Au début, ces histoires étaient personnelles. La personne ayant vécu l'expérience de Dieu la racontait aux autres. Puis, peu à peu, certaines de ces histoires sont devenues les histoires de tous car chacun s’y retrouvait. Elles étaient regroupées et devenaient, longtemps après les faits, un livre de la Bible.
Pour ces anciens, la vérité scientifique n'est pas le plus important. Ils n'ont pas beaucoup de moyens pour y accéder.
Ce qui compte pour eux, c’est la vérité qui fait vivre : vraiment Dieu existe, il aime tous les hommes, il veut pour tous la paix, il met sous leur responsabilité l'harmonie de toute sa création.

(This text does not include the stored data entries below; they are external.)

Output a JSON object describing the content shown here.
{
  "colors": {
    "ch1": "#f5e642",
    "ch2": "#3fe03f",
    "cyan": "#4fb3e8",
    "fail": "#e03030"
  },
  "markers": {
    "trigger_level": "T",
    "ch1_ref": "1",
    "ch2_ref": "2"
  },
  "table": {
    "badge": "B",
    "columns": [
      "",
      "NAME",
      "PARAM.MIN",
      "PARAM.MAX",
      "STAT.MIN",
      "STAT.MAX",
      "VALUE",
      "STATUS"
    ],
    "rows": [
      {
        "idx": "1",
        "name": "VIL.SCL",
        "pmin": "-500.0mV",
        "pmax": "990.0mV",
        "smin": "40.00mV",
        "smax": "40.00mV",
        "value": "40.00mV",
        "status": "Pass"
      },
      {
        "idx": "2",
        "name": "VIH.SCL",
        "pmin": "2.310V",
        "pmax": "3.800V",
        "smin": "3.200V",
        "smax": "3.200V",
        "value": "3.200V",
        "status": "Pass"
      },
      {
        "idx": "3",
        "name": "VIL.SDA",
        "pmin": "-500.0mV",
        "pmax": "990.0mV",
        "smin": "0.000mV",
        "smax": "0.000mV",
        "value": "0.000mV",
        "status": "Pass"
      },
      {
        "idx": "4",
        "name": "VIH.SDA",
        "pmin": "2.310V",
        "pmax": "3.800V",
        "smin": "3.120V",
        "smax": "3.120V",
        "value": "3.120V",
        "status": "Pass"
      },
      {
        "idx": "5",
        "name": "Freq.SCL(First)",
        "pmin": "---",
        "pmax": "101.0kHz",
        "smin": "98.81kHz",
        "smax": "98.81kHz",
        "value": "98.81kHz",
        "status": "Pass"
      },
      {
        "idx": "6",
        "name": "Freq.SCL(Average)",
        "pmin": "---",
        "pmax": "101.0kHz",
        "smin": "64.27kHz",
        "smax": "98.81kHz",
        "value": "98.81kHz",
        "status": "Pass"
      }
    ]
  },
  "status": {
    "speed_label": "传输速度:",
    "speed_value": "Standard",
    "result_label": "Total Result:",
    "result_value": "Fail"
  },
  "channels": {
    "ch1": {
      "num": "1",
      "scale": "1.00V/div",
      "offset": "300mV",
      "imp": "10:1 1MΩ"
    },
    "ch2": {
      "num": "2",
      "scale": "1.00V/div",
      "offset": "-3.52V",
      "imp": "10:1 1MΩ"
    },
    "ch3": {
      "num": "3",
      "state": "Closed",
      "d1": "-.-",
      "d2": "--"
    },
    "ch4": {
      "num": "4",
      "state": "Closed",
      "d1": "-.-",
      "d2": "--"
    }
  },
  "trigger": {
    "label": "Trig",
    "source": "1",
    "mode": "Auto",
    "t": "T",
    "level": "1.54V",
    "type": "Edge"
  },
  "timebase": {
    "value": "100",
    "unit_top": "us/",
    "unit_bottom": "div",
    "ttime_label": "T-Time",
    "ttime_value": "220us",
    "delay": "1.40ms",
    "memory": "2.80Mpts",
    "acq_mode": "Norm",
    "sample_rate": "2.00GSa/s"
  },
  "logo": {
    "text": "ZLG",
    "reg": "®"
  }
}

Dans la Bible, l'homme peut découvrir que Dieu est à chercher dans sa propre histoire : Dieu n’est pas un concept. Il est, et il sera toujours plus grand que ce qu'une seule personne peut en dire. Voilà pourquoi la Bible est faite d’une multitude d'histoires.Les auteurs de la Bible témoignent d’abord de la présence de Dieu dans leur vie.
Vérité pour qui ?
La Bible fait partie de l’héritage littéraire de l'humanité. Il est normal que différentes lectures en soient faites. Un non-croyant peut voir en elle un écrit d'une époque lointaine qui n'a qu'un intérêt littéraire.
Quant aux croyants juif, musulman ou chrétien, ils ne la situent pas sur le même plan :
- le croyant juif considère que les cinq premiers livres de la Bible (le Pentateuque, la Torah) sont les plus importants. Ils parlent du salut que Dieu promet à l’homme et disent ce que l'homme doit faire pour y avoir part.
- le croyant musulman considère la Bible comme un livre sacré qu’il faut respecter comme il faut respecter les croyants avec lesquels il a une histoire commune (les « gens du Livre »). Mais Mahomet est le seul vrai prophète et le Coran la seule vraie "Parole de Dieu".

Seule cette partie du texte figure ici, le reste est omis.